A bill that puts more restrictions on class action lawsuits has been passed in the US House of Representatives.
In future litigators will be required to provide proof that each person in an action suffers from the same severity of injuries in order for a federal court to approve the suit as a result of the Fairness in Class Action Litigation Act.
Class action suits have been brought by a variety of groups, who have sued for better consumer protection from pharmaceutical companies, faulty product design by retail manufacturers, sexual harassment cases, and asbestos and lead poisoning.
Many times these types of suits "pool" those injured because they would not be able to afford to file individual cases against large corporations. It is an expensive and lengthy process in many instances.

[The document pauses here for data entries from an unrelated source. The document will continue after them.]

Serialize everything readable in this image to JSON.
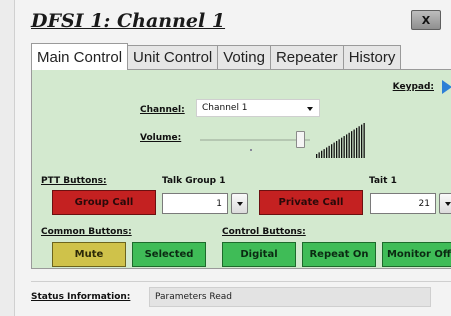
{
  "window": {
    "title": "DFSI 1: Channel 1",
    "close_label": "X"
  },
  "tabs": [
    {
      "label": "Main Control",
      "active": true
    },
    {
      "label": "Unit Control",
      "active": false
    },
    {
      "label": "Voting",
      "active": false
    },
    {
      "label": "Repeater",
      "active": false
    },
    {
      "label": "History",
      "active": false
    }
  ],
  "main": {
    "keypad_label": "Keypad:",
    "channel_label": "Channel:",
    "channel_value": "Channel 1",
    "volume_label": "Volume:",
    "volume_level": 0.95,
    "ptt_label": "PTT Buttons:",
    "talkgroup_label": "Talk Group 1",
    "talkgroup_value": "1",
    "group_call_label": "Group Call",
    "private_call_label": "Private Call",
    "tait_label": "Tait 1",
    "tait_value": "21",
    "common_label": "Common Buttons:",
    "control_label": "Control Buttons:",
    "mute_label": "Mute",
    "selected_label": "Selected",
    "digital_label": "Digital",
    "repeat_label": "Repeat On",
    "monitor_label": "Monitor Off"
  },
  "status": {
    "label": "Status Information:",
    "value": "Parameters Read"
  },
  "colors": {
    "panel_bg": "#d3e9cf",
    "red_button": "#c42121",
    "yellow_button": "#cfc24a",
    "green_button": "#3fbc57",
    "keypad_arrow": "#2d7fd6"
  }
}
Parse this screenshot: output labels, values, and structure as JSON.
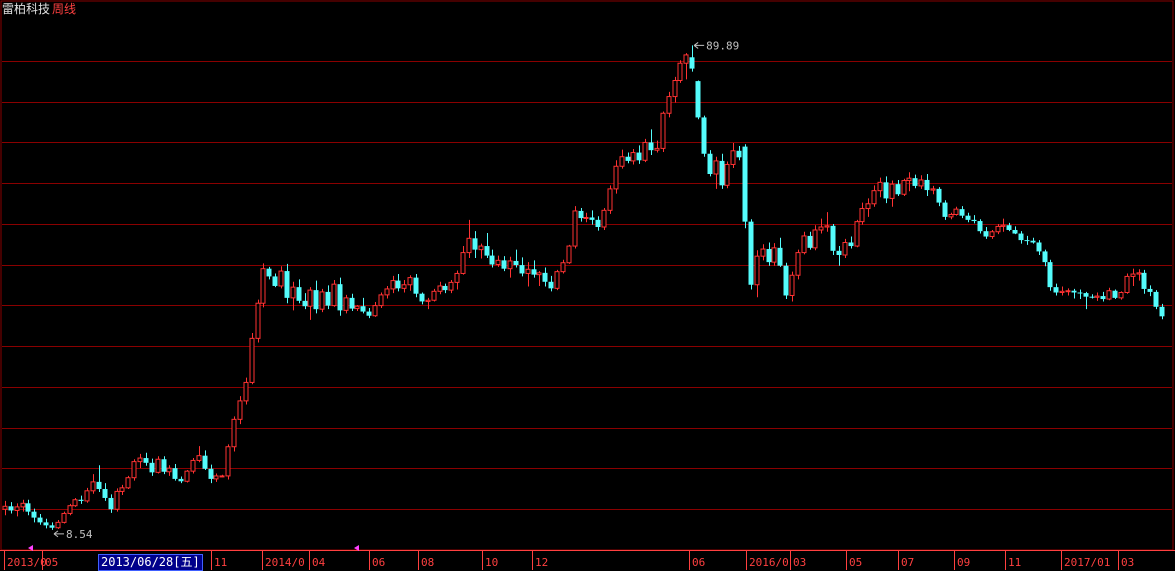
{
  "header": {
    "stock_name": "雷柏科技",
    "period": "周线"
  },
  "cursor_date": "2013/06/28[五]",
  "colors": {
    "background": "#000000",
    "up": "#ff3232",
    "down": "#54fcfc",
    "grid": "#8a0000",
    "axis_text": "#ff4040",
    "annotation": "#c0c0c0"
  },
  "chart_data": {
    "type": "candlestick",
    "ylim": [
      6,
      95
    ],
    "grid": true,
    "x_tick_labels": [
      "2013/0",
      "05",
      "11",
      "2014/0",
      "04",
      "06",
      "08",
      "10",
      "12",
      "06",
      "2016/0",
      "03",
      "05",
      "07",
      "09",
      "11",
      "2017/01",
      "03"
    ],
    "annotations": [
      {
        "label": "89.89",
        "value": 89.89,
        "kind": "high"
      },
      {
        "label": "8.54",
        "value": 8.54,
        "kind": "low"
      }
    ],
    "ohlc": [
      [
        12.0,
        13.4,
        11.0,
        12.5
      ],
      [
        12.5,
        13.2,
        11.3,
        11.8
      ],
      [
        11.8,
        13.0,
        10.8,
        12.4
      ],
      [
        12.4,
        13.6,
        11.6,
        13.0
      ],
      [
        13.0,
        13.6,
        11.0,
        11.6
      ],
      [
        11.6,
        12.1,
        9.8,
        10.6
      ],
      [
        10.6,
        11.2,
        9.4,
        9.8
      ],
      [
        9.8,
        10.4,
        8.8,
        9.3
      ],
      [
        9.3,
        9.8,
        8.54,
        8.9
      ],
      [
        8.9,
        10.2,
        8.7,
        9.8
      ],
      [
        9.8,
        11.6,
        9.6,
        11.3
      ],
      [
        11.3,
        12.9,
        11.0,
        12.6
      ],
      [
        12.6,
        13.9,
        12.4,
        13.6
      ],
      [
        13.6,
        14.3,
        12.9,
        13.4
      ],
      [
        13.4,
        15.6,
        13.1,
        15.1
      ],
      [
        15.1,
        17.9,
        14.6,
        16.6
      ],
      [
        16.6,
        19.4,
        14.9,
        15.4
      ],
      [
        15.4,
        16.4,
        13.4,
        13.9
      ],
      [
        13.9,
        14.5,
        11.4,
        12.0
      ],
      [
        12.0,
        15.5,
        11.6,
        15.0
      ],
      [
        15.0,
        16.1,
        14.4,
        15.6
      ],
      [
        15.6,
        17.6,
        15.4,
        17.3
      ],
      [
        17.3,
        20.4,
        16.8,
        20.0
      ],
      [
        20.0,
        21.3,
        18.9,
        20.6
      ],
      [
        20.6,
        21.5,
        19.3,
        19.8
      ],
      [
        19.8,
        20.5,
        17.6,
        18.2
      ],
      [
        18.2,
        20.9,
        18.0,
        20.4
      ],
      [
        20.4,
        20.9,
        17.9,
        18.3
      ],
      [
        18.3,
        19.4,
        17.6,
        18.9
      ],
      [
        18.9,
        19.6,
        16.8,
        17.1
      ],
      [
        17.1,
        17.5,
        16.4,
        16.7
      ],
      [
        16.7,
        18.6,
        16.5,
        18.4
      ],
      [
        18.4,
        20.6,
        18.0,
        20.2
      ],
      [
        20.2,
        22.6,
        19.9,
        21.0
      ],
      [
        21.0,
        21.9,
        18.6,
        18.8
      ],
      [
        18.8,
        19.5,
        16.4,
        17.1
      ],
      [
        17.1,
        18.0,
        16.6,
        17.6
      ],
      [
        17.6,
        17.8,
        17.4,
        17.6
      ],
      [
        17.6,
        22.9,
        17.0,
        22.5
      ],
      [
        22.5,
        27.6,
        21.7,
        27.1
      ],
      [
        27.1,
        31.0,
        26.3,
        30.2
      ],
      [
        30.2,
        34.1,
        29.6,
        33.3
      ],
      [
        33.3,
        41.6,
        33.0,
        40.7
      ],
      [
        40.7,
        47.2,
        40.0,
        46.6
      ],
      [
        46.6,
        53.3,
        45.9,
        52.4
      ],
      [
        52.4,
        52.7,
        50.6,
        51.1
      ],
      [
        51.1,
        51.6,
        49.3,
        49.5
      ],
      [
        49.5,
        52.8,
        49.1,
        52.0
      ],
      [
        52.0,
        53.2,
        46.6,
        47.5
      ],
      [
        47.5,
        50.2,
        45.4,
        49.3
      ],
      [
        49.3,
        50.6,
        46.6,
        47.0
      ],
      [
        47.0,
        48.3,
        45.6,
        46.1
      ],
      [
        46.1,
        49.3,
        43.8,
        48.8
      ],
      [
        48.8,
        50.4,
        44.9,
        45.6
      ],
      [
        45.6,
        49.0,
        45.1,
        48.5
      ],
      [
        48.5,
        49.6,
        45.6,
        46.2
      ],
      [
        46.2,
        50.5,
        46.0,
        49.8
      ],
      [
        49.8,
        50.9,
        44.5,
        45.4
      ],
      [
        45.4,
        48.0,
        44.9,
        47.5
      ],
      [
        47.5,
        48.2,
        45.3,
        45.7
      ],
      [
        45.7,
        46.3,
        45.3,
        46.1
      ],
      [
        46.1,
        47.5,
        44.9,
        45.2
      ],
      [
        45.2,
        45.8,
        44.1,
        44.5
      ],
      [
        44.5,
        46.8,
        44.3,
        46.2
      ],
      [
        46.2,
        48.4,
        45.8,
        48.0
      ],
      [
        48.0,
        49.5,
        47.4,
        49.0
      ],
      [
        49.0,
        51.2,
        48.3,
        50.4
      ],
      [
        50.4,
        51.5,
        48.6,
        49.1
      ],
      [
        49.1,
        50.5,
        48.4,
        49.7
      ],
      [
        49.7,
        51.3,
        48.7,
        50.9
      ],
      [
        50.9,
        51.5,
        47.6,
        48.2
      ],
      [
        48.2,
        48.4,
        46.4,
        46.9
      ],
      [
        46.9,
        47.5,
        45.6,
        47.1
      ],
      [
        47.1,
        49.0,
        46.9,
        48.6
      ],
      [
        48.6,
        50.2,
        48.1,
        49.5
      ],
      [
        49.5,
        49.9,
        48.3,
        48.8
      ],
      [
        48.8,
        50.5,
        48.3,
        50.1
      ],
      [
        50.1,
        52.1,
        48.9,
        51.6
      ],
      [
        51.6,
        56.2,
        51.4,
        55.1
      ],
      [
        55.1,
        60.6,
        54.2,
        57.5
      ],
      [
        57.5,
        58.7,
        54.2,
        55.6
      ],
      [
        55.6,
        56.6,
        54.1,
        56.2
      ],
      [
        56.2,
        58.4,
        54.2,
        54.6
      ],
      [
        54.6,
        55.6,
        52.6,
        53.1
      ],
      [
        53.1,
        54.6,
        52.7,
        53.8
      ],
      [
        53.8,
        54.5,
        52.0,
        52.4
      ],
      [
        52.4,
        54.4,
        50.9,
        53.7
      ],
      [
        53.7,
        55.6,
        52.6,
        53.0
      ],
      [
        53.0,
        54.3,
        51.1,
        51.6
      ],
      [
        51.6,
        53.5,
        49.4,
        52.3
      ],
      [
        52.3,
        53.8,
        50.9,
        51.4
      ],
      [
        51.4,
        52.0,
        49.5,
        51.7
      ],
      [
        51.7,
        52.6,
        49.4,
        50.2
      ],
      [
        50.2,
        51.2,
        48.6,
        49.1
      ],
      [
        49.1,
        52.2,
        48.8,
        51.9
      ],
      [
        51.9,
        53.9,
        51.6,
        53.4
      ],
      [
        53.4,
        56.4,
        53.2,
        56.2
      ],
      [
        56.2,
        62.9,
        55.8,
        62.1
      ],
      [
        62.1,
        62.6,
        60.3,
        60.9
      ],
      [
        60.9,
        61.8,
        60.2,
        61.0
      ],
      [
        61.0,
        62.2,
        59.8,
        60.6
      ],
      [
        60.6,
        61.2,
        58.8,
        59.4
      ],
      [
        59.4,
        62.6,
        58.9,
        62.2
      ],
      [
        62.2,
        66.4,
        61.6,
        65.8
      ],
      [
        65.8,
        70.6,
        65.0,
        69.6
      ],
      [
        69.6,
        72.4,
        69.2,
        71.2
      ],
      [
        71.2,
        71.9,
        70.1,
        70.5
      ],
      [
        70.5,
        72.5,
        69.9,
        71.9
      ],
      [
        71.9,
        73.1,
        70.0,
        70.6
      ],
      [
        70.6,
        74.2,
        70.3,
        73.6
      ],
      [
        73.6,
        75.8,
        71.5,
        72.3
      ],
      [
        72.3,
        73.9,
        71.9,
        72.6
      ],
      [
        72.6,
        78.8,
        72.0,
        78.5
      ],
      [
        78.5,
        82.1,
        77.8,
        81.3
      ],
      [
        81.3,
        84.6,
        80.3,
        84.0
      ],
      [
        84.0,
        87.4,
        83.6,
        86.9
      ],
      [
        86.9,
        88.6,
        84.2,
        88.3
      ],
      [
        87.9,
        89.89,
        85.5,
        86.0
      ],
      [
        83.9,
        84.0,
        77.5,
        77.8
      ],
      [
        77.8,
        78.1,
        71.2,
        71.7
      ],
      [
        71.7,
        72.3,
        67.9,
        68.3
      ],
      [
        68.3,
        71.2,
        65.8,
        70.5
      ],
      [
        70.5,
        71.7,
        65.8,
        66.4
      ],
      [
        66.4,
        70.4,
        65.9,
        69.9
      ],
      [
        69.9,
        73.5,
        69.3,
        72.2
      ],
      [
        72.2,
        73.0,
        70.6,
        71.1
      ],
      [
        72.9,
        73.3,
        59.2,
        60.3
      ],
      [
        60.3,
        60.7,
        48.9,
        49.7
      ],
      [
        49.7,
        55.5,
        47.6,
        54.5
      ],
      [
        54.5,
        56.5,
        53.8,
        55.7
      ],
      [
        55.7,
        56.8,
        52.9,
        53.5
      ],
      [
        53.5,
        56.7,
        52.9,
        55.9
      ],
      [
        55.9,
        57.6,
        52.7,
        52.9
      ],
      [
        52.9,
        53.4,
        47.3,
        47.9
      ],
      [
        47.9,
        51.9,
        46.9,
        51.3
      ],
      [
        51.3,
        55.6,
        50.6,
        55.1
      ],
      [
        55.1,
        58.6,
        54.8,
        57.9
      ],
      [
        57.9,
        58.6,
        55.6,
        55.9
      ],
      [
        55.9,
        59.7,
        55.5,
        58.9
      ],
      [
        58.9,
        60.8,
        58.3,
        59.4
      ],
      [
        59.4,
        61.9,
        58.6,
        59.6
      ],
      [
        59.6,
        59.9,
        54.7,
        55.4
      ],
      [
        55.4,
        56.2,
        52.9,
        54.7
      ],
      [
        54.7,
        57.4,
        54.2,
        56.8
      ],
      [
        56.8,
        57.8,
        55.8,
        56.2
      ],
      [
        56.2,
        60.6,
        56.0,
        60.3
      ],
      [
        60.3,
        63.5,
        59.8,
        62.5
      ],
      [
        62.5,
        64.2,
        61.1,
        63.3
      ],
      [
        63.3,
        66.4,
        62.8,
        65.5
      ],
      [
        65.5,
        67.7,
        64.4,
        66.9
      ],
      [
        66.9,
        67.9,
        63.4,
        64.2
      ],
      [
        64.2,
        67.2,
        62.8,
        66.6
      ],
      [
        66.6,
        67.3,
        64.6,
        64.9
      ],
      [
        64.9,
        67.5,
        64.6,
        67.2
      ],
      [
        67.2,
        68.6,
        65.4,
        67.6
      ],
      [
        67.6,
        68.2,
        65.9,
        66.3
      ],
      [
        66.3,
        68.1,
        65.8,
        67.3
      ],
      [
        67.3,
        68.3,
        64.6,
        65.6
      ],
      [
        65.6,
        66.3,
        64.9,
        65.8
      ],
      [
        65.8,
        66.1,
        62.9,
        63.5
      ],
      [
        63.5,
        63.9,
        60.6,
        61.1
      ],
      [
        61.1,
        61.8,
        60.7,
        61.5
      ],
      [
        61.5,
        62.8,
        61.3,
        62.4
      ],
      [
        62.4,
        62.9,
        60.9,
        61.3
      ],
      [
        61.3,
        61.8,
        60.2,
        60.6
      ],
      [
        60.6,
        61.4,
        60.0,
        60.4
      ],
      [
        60.4,
        60.7,
        58.3,
        58.7
      ],
      [
        58.7,
        59.4,
        57.4,
        57.8
      ],
      [
        57.8,
        58.9,
        57.4,
        58.6
      ],
      [
        58.6,
        59.9,
        58.2,
        59.5
      ],
      [
        59.5,
        60.8,
        58.6,
        59.7
      ],
      [
        59.7,
        60.1,
        58.7,
        58.9
      ],
      [
        58.9,
        59.5,
        58.2,
        58.3
      ],
      [
        58.3,
        58.7,
        56.6,
        57.2
      ],
      [
        57.2,
        57.9,
        56.4,
        57.1
      ],
      [
        57.1,
        57.6,
        56.6,
        56.8
      ],
      [
        56.8,
        57.2,
        54.7,
        55.3
      ],
      [
        55.3,
        55.6,
        52.8,
        53.5
      ],
      [
        53.5,
        53.9,
        48.7,
        49.3
      ],
      [
        49.3,
        49.9,
        47.9,
        48.4
      ],
      [
        48.4,
        49.4,
        47.9,
        48.6
      ],
      [
        48.6,
        49.1,
        47.9,
        48.7
      ],
      [
        48.7,
        49.0,
        47.4,
        48.4
      ],
      [
        48.4,
        48.9,
        47.3,
        48.3
      ],
      [
        48.3,
        48.5,
        45.6,
        47.7
      ],
      [
        47.7,
        48.1,
        47.4,
        47.6
      ],
      [
        47.6,
        48.4,
        47.0,
        47.8
      ],
      [
        47.8,
        48.5,
        46.9,
        47.3
      ],
      [
        47.3,
        49.2,
        47.1,
        48.7
      ],
      [
        48.7,
        48.9,
        47.3,
        47.5
      ],
      [
        47.5,
        48.6,
        47.2,
        48.4
      ],
      [
        48.4,
        51.6,
        48.2,
        51.1
      ],
      [
        51.1,
        52.4,
        49.5,
        51.5
      ],
      [
        51.5,
        52.3,
        50.4,
        51.7
      ],
      [
        51.7,
        52.2,
        48.2,
        49.0
      ],
      [
        49.0,
        49.6,
        47.8,
        48.5
      ],
      [
        48.5,
        48.8,
        45.6,
        46.0
      ],
      [
        46.0,
        46.5,
        43.9,
        44.4
      ]
    ]
  }
}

The move was criticised by human rights advocates including Mary Katharine Burke, a Washington DC based attorney with experience in civil class action suit against a private prison that violated the rights of foreign detainees.
She told The Independent that the bill would only serve to protect large corporations from accountability.
Trying to prove that all potential members of a suit have the same level of injuries would be “incredibly complicated” and involve multiple, expensive investigations and subjective determinations, she said.
“It was plainly written by someone who doesn’t practise law or understand how the legal process works,” she added.
This type of litigation can “be a powerful tool to hold corporations accountable,” but ultimately serves to protect all citizens, she said.
She is most worried that the power of class action lawsuits are being stymied by the bill.
Ms Burke noted that these types of suits “can really change the way we engage with products and societal mindsets - now we accept that smoking can kill you and causes cancer” because of a class action suit against tobacco companies.
Eighteen veterans groups also opposed the bill in a letter to Congress because many older veterans have been disproportionately injured by asbestos, a substance often found in older buildings that if inhaled for long periods of time can cause lung cancer and other illnesses.
If the bill passes the Senate, it could limit the liability of manufacturers who continued to use asbestos well after they learned of the health hazards and would limit future accountability as well for those who could still develop symptoms, they said.
Class action asbestos litigation is expensive and lengthy in the US due to the severity of illnesses suffered, widespread occurrence of the substance, and because often symptoms takes years to show up.
But Blake Farenthold, a Republican Congressman from Texas, told The Hill newspaper the purpose of the bill was not to eliminate the ability to bring class action suits, but to stop “lawyers to artificially inflate the size of a class to extort a larger settlement for themselves.”